Through various means, plus an amazing stroke of luck, I managed to reacquire the family Morris Minor, a car first owned by us in 1962. I found it in Switzerland! Built in 1953, it was then and remained for a further eighteen years, a talisman, signifying all that was good about British Engineers and designers, who had to toil through those long, dark years after the Second World War, attempting to make British Industry and its designs work as well, or better than products arriving from newly resurrected factories in Germany, Italy, France, and Japan. 

It is no distortion of fact to remember that while Germany and Japan were both flooded with vast investment to rebuild their industries after the war, the UK was bankrupt, yet forced to earn dollars to begin the 50 years payback of American loans, while enduring rationing, food shortages and low wages.  The unavoidable outcome of this parlous state of affairs, was that we had to make almost everything using just our hands, our skill and broken lathes. Yet the genius of our engineers repeatedly broke the mould, setting new standards of excellence and ingenuity.

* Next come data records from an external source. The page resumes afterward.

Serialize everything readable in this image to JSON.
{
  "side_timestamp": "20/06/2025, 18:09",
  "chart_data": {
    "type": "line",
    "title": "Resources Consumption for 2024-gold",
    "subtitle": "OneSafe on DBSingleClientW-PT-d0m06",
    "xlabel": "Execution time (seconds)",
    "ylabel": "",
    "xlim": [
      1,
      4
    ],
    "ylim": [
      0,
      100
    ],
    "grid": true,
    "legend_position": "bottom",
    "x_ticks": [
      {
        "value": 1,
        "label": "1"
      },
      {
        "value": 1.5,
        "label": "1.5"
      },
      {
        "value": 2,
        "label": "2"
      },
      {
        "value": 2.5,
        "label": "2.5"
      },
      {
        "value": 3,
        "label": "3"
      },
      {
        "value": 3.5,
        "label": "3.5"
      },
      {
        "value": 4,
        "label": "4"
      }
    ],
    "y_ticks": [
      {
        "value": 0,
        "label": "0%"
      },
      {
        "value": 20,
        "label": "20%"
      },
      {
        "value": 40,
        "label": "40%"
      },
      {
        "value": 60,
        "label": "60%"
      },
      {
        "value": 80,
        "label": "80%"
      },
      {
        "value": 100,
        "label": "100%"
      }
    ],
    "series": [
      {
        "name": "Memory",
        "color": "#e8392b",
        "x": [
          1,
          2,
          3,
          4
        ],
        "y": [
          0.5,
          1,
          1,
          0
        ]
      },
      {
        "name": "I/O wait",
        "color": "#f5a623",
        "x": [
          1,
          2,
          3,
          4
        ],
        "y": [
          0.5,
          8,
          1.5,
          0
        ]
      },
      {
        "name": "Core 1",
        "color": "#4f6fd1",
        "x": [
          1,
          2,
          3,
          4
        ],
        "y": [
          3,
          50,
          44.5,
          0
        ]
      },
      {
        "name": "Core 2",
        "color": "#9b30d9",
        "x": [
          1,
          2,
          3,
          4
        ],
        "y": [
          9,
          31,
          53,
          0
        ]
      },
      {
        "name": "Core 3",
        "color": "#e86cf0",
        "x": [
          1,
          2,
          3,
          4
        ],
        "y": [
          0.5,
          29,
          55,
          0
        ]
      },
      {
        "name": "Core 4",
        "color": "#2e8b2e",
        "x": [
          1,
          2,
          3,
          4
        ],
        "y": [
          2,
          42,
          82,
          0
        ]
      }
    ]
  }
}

It was this need to produce goods to sell to the world, while attempting somehow to provide for a home market, that motivated a brilliant English/Greek genius to pen the Morris Minor in 1948. Alec Issigonis was to later become famed for his second stroke of brilliance – the Mini car of 1959.  Both designs broke new ground. While the Minor was a masterpiece of simple, neat, good looking packaging, the Mini was an incredible achievement of space saving, stupendous handling and lively performance.

Both cars were affordable, and for their time, ultra-safe. Both used several common parts. The engine was the famed “A” series Austin engine used in both cars. Both had rack and pinion steering, drum brakes and easy maintenance.

Electrics were common, with both lighting and ignition being interchangeable. When a part broke, it cost just a few pounds to replace on the front drive on a Sunday. Simplicity was paramount and it was possible to achieve this with excellent reliability as well.

Yet while the old Morris has considerable charm, not to mention novelty, it has come as a bit of a shock to experience again the daily foibles, discomforts, noise and jarring ride of a modest car of yesteryear.  The fact is, so rapid has been the progress of the motor car in the last 60 years, that this once standard-setting design is as dated as a stagecoach!  Its virtue, however, is that it has not a hint of modern electronics in or on it, no unobtainable parts, no need to “regenerate the particulate filter”, no driving aids, no engine, gearbox or suspension monitors that make repairs unaffordable; in fact nothing that will detract from the purity of simple driving.

While I much admire the remarkable performance of even a cheap modern family car, I cannot help feeling that car makers of today may have lost their way. In an effort to keep up with “sustainability” or the “Green Lobby” or new safety standards, cars have become overburdened with computers, sensors, driver aids that stop the driver “driving”, engine cut out devices and much more complexity than a Saturn Rocket.

On the way home on its first run, the little Morris broke down twice. Using just a penknife, I was running again within ten minutes. What price progress?